Rencana itu dirancang untuk membuat negara-negara tergantung dengan energi fossil yang memang menjadi harta kekayaan negara itu dan sumber pendapatan utama. Ini terkait program keberlanjutan permintaan minyak (ODSP).
Dilaporkan bagaimana Arab Saudi akan meningkatkan penggunaan mobil, bus, dan pesawat bertenaga bahan bakar fosil di Afrika dan di tempat lain. Semakin banyaknya negara-negara kaya yang beralih ke energi ramah lingkungan membuat kelompok ini menjadi target.

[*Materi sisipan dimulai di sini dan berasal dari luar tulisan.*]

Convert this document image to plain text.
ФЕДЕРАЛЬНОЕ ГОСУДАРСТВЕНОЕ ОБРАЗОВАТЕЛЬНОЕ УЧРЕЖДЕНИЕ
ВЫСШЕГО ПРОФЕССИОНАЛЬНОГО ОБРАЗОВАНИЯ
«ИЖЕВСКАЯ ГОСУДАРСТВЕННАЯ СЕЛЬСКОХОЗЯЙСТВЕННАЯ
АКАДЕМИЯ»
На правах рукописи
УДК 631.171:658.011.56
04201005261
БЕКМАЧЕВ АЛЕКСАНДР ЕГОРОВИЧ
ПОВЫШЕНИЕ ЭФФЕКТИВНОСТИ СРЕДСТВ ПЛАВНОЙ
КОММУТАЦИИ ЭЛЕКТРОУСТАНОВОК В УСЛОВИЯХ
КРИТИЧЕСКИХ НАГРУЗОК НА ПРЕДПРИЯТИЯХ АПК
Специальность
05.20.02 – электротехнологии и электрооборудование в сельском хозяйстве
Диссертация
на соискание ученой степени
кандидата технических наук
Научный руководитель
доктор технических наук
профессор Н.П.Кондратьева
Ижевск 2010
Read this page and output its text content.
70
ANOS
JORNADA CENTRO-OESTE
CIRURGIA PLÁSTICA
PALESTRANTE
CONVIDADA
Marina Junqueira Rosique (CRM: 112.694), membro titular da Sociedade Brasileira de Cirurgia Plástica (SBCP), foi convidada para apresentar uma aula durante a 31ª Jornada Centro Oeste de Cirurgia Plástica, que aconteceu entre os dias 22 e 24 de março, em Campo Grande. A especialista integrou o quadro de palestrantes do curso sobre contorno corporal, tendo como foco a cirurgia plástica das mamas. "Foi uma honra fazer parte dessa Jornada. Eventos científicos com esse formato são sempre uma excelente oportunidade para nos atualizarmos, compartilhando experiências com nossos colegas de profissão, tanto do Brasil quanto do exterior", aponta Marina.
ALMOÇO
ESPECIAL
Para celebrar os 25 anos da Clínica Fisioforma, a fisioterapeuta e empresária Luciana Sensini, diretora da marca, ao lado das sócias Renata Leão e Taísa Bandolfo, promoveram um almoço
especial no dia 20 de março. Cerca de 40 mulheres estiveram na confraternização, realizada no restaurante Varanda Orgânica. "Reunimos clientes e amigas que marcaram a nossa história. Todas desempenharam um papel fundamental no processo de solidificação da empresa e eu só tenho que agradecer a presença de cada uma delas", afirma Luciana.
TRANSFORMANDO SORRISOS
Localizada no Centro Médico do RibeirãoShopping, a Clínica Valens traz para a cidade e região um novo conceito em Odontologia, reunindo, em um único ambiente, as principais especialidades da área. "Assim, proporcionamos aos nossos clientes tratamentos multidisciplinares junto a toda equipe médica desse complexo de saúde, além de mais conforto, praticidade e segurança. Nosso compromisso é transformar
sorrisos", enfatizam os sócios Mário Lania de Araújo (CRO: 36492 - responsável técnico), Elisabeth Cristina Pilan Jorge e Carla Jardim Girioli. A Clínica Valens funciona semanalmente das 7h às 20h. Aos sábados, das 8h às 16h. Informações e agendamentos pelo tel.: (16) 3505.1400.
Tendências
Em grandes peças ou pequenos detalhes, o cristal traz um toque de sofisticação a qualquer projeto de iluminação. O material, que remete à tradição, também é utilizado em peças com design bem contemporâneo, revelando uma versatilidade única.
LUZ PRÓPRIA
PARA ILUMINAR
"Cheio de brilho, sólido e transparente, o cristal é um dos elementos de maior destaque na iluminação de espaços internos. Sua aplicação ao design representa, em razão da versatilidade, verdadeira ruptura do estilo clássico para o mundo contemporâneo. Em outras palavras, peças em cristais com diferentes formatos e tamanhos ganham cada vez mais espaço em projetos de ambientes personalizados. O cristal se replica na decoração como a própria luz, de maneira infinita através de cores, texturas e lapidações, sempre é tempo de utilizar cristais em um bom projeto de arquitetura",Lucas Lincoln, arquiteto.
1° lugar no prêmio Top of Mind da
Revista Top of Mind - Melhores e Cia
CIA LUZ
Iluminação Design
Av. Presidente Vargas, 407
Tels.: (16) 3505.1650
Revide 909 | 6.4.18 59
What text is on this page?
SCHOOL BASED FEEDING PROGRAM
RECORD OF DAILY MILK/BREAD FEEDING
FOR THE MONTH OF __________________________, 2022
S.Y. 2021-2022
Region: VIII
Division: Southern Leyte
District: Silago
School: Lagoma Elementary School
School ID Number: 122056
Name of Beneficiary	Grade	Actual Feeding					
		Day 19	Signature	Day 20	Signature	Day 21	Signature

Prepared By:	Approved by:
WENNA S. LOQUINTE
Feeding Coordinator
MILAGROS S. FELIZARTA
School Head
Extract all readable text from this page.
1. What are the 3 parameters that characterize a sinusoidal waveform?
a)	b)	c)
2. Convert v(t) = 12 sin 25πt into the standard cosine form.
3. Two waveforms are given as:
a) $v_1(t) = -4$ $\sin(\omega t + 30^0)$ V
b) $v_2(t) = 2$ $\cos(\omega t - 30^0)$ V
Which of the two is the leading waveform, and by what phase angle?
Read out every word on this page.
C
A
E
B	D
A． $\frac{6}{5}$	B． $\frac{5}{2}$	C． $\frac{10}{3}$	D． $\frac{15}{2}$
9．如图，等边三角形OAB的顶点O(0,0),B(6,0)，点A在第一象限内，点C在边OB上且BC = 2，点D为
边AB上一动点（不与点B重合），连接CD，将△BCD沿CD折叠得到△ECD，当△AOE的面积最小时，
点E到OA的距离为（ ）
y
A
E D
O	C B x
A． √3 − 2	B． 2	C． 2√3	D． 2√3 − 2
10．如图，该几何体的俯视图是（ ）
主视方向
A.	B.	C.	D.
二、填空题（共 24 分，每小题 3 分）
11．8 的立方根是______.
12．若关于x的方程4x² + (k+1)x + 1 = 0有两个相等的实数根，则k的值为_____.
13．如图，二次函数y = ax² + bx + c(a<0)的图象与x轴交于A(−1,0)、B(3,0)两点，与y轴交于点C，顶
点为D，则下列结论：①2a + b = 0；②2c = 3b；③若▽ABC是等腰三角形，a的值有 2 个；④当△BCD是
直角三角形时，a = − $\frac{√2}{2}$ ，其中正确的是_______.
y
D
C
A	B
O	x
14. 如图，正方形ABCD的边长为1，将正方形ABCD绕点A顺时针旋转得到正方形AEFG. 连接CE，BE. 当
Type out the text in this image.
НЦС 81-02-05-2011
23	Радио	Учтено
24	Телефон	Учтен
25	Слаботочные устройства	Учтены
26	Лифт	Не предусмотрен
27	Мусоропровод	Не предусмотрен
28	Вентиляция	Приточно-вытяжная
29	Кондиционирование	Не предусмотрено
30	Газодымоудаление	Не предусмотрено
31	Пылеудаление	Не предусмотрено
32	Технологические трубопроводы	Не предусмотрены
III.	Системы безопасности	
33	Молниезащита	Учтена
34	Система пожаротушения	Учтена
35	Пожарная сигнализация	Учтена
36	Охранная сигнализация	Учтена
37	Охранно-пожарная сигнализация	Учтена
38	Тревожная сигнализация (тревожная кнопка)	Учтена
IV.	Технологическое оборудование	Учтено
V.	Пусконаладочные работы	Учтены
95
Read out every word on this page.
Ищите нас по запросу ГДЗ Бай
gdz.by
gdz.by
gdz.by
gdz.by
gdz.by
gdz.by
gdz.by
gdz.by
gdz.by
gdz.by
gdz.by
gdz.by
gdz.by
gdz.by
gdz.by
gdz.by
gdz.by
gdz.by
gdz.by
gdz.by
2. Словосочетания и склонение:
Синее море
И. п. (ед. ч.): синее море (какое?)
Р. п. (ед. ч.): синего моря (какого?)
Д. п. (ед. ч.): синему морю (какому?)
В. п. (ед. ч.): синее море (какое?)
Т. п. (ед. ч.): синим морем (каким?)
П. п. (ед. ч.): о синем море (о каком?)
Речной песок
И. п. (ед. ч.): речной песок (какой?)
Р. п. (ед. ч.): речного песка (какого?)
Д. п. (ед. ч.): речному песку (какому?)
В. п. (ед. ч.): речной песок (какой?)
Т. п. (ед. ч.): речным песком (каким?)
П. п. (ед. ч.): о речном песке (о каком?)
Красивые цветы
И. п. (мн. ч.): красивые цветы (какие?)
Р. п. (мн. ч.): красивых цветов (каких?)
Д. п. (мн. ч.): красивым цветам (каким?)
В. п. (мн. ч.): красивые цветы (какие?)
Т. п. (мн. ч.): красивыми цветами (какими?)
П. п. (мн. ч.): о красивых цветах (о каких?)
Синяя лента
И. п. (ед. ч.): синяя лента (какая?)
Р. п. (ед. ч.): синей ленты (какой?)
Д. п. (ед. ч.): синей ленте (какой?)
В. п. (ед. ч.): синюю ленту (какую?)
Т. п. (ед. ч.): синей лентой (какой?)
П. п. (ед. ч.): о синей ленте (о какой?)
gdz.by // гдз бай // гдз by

"ODSP bakal mempercepat pengembangan perjalanan udara supersonik, yang menurut catatannya menggunakan bahan bakar jet tiga kali lebih banyak dibandingkan pesawat konvensional, dan bermitra dengan produsen mobil untuk memproduksi secara massal kendaraan bermesin pembakaran murah," tulis media itu.
"Rencana selanjutnya adalah mempromosikan kapal bertenaga listrik, yang menggunakan bahan bakar minyak atau gas yang menimbulkan polusi untuk menyediakan listrik bagi masyarakat pesisir," tambahnya,
ODSP sendiri diawasi langsung oleh Putra Mahkota Arab Saudi sekaligus Perdana Menteri (PM) Mohammed bin Salman (MBS). Ini melibatkan sejumlah organisasi besar kerajaan seperti Dana Investasi Publik senilai US$700 miliar, perusahaan minyak terbesar di dunia, Aramco, perusahaan petrokimia Sabic dan kementerian penting pemerintah.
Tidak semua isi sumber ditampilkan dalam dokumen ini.